For the foregoing reasons, the agency hereby grants in full Nissan's petition for exemption for the Juke vehicle line from the parts-marking requirements of 49 CFR part 541, beginning with the 2013 model year vehicles. The agency notes that 49 CFR part 541, Appendix A-1, identifies those lines that are exempt from the Theft Prevention Standard for a given model year. 49 CFR 543.7(f) contains publication requirements incident to the disposition of all part 543 petitions. Advanced listing, including the release of future product nameplates, the beginning model year for which the petition is granted and a general description of the antitheft device is necessary in order to notify law enforcement agencies of new vehicle lines exempted from the parts-marking requirements of the Theft Prevention Standard.
If Nissan decides not to use the exemption for this line, it must formally notify the agency. If such a decision is made, the line must be fully marked according to the requirements under 49 CFR 541.5 and 541.6 (marking of major component parts and replacement parts).
NHTSA notes that if Nissan wishes in the future to modify the device on which this exemption is based, the company may have to submit a petition to modify the exemption. § 543.7(d) states that a part 543 exemption applies only to vehicles that belong to a line exempted under this part and equipped with the anti-theft device on which the line's exemption is based. Further, § 543.9(c)(2) provides for the submission of petitions “to modify an exemption to permit the use of an antitheft device similar to but differing from the one specified in that exemption.”

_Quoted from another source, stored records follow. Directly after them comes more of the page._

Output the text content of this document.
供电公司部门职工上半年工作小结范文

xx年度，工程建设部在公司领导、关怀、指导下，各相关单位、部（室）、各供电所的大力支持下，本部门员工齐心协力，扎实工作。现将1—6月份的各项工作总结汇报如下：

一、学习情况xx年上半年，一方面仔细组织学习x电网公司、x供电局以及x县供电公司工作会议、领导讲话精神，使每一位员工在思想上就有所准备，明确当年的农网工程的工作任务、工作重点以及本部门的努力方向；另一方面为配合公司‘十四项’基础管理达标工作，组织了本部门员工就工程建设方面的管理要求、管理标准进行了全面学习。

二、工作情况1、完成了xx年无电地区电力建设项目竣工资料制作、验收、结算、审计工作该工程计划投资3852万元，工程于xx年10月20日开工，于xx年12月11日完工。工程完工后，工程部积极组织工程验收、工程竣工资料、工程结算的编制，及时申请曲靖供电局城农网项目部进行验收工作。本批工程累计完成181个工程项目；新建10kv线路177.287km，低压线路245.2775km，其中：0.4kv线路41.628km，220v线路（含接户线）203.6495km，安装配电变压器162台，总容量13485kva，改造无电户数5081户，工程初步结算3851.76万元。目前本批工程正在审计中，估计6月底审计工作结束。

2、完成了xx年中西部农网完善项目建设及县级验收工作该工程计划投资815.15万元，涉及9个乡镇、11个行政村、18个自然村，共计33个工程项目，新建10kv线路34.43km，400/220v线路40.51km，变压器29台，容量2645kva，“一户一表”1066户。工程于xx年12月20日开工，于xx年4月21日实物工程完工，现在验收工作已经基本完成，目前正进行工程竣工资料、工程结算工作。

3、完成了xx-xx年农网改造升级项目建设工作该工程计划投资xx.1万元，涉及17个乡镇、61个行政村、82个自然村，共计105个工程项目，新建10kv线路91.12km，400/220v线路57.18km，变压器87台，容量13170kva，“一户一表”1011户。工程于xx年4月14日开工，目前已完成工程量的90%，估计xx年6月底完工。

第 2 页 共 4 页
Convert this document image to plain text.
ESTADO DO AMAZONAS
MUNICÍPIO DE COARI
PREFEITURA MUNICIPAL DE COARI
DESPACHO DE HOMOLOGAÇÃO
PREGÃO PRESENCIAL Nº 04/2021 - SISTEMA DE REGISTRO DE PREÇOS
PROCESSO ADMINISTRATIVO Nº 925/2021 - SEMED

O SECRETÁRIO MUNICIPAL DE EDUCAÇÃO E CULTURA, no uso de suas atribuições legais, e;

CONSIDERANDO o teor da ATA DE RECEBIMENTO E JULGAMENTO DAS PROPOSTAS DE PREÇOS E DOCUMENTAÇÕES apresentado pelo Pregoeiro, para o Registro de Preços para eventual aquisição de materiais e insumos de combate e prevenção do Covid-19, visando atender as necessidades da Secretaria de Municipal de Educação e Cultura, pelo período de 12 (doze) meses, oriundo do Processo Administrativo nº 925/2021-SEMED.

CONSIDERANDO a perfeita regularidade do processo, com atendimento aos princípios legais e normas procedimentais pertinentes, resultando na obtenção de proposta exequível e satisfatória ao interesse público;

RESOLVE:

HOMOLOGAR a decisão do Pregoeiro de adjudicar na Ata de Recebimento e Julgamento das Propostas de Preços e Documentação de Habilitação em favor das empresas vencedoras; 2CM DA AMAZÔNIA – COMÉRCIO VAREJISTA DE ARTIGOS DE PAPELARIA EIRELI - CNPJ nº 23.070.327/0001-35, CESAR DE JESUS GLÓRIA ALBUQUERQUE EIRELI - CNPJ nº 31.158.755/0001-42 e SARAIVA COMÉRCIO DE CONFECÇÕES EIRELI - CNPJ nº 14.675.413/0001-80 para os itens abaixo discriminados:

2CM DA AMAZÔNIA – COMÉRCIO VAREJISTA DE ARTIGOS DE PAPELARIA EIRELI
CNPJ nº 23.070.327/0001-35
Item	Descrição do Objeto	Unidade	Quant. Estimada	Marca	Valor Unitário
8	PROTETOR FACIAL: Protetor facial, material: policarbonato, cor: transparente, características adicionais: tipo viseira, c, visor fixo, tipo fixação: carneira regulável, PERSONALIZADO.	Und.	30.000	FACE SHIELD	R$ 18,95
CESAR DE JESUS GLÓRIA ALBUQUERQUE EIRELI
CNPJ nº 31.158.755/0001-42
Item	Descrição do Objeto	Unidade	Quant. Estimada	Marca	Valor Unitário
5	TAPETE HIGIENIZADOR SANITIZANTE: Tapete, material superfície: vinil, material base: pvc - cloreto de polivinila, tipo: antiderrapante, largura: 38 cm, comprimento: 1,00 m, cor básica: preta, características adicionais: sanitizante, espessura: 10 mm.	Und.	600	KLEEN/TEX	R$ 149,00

The agency wishes to minimize the administrative burden that § 543.9(c)(2) could place on exempted vehicle manufacturers and itself. The agency did not intend in drafting part 543 to require the submission of a modification petition for every change to the components or design of an antitheft device. The significance of many such changes could be de minimis. Therefore, NHTSA suggests that if the manufacturer contemplates making any changes, the effects of which might be characterized as de minimis, it should consult the agency before preparing and submitting a petition to modify.
Issued on: March 9, 2012.
Christopher J. Bonanti,
Associate Administrator for Rulemaking.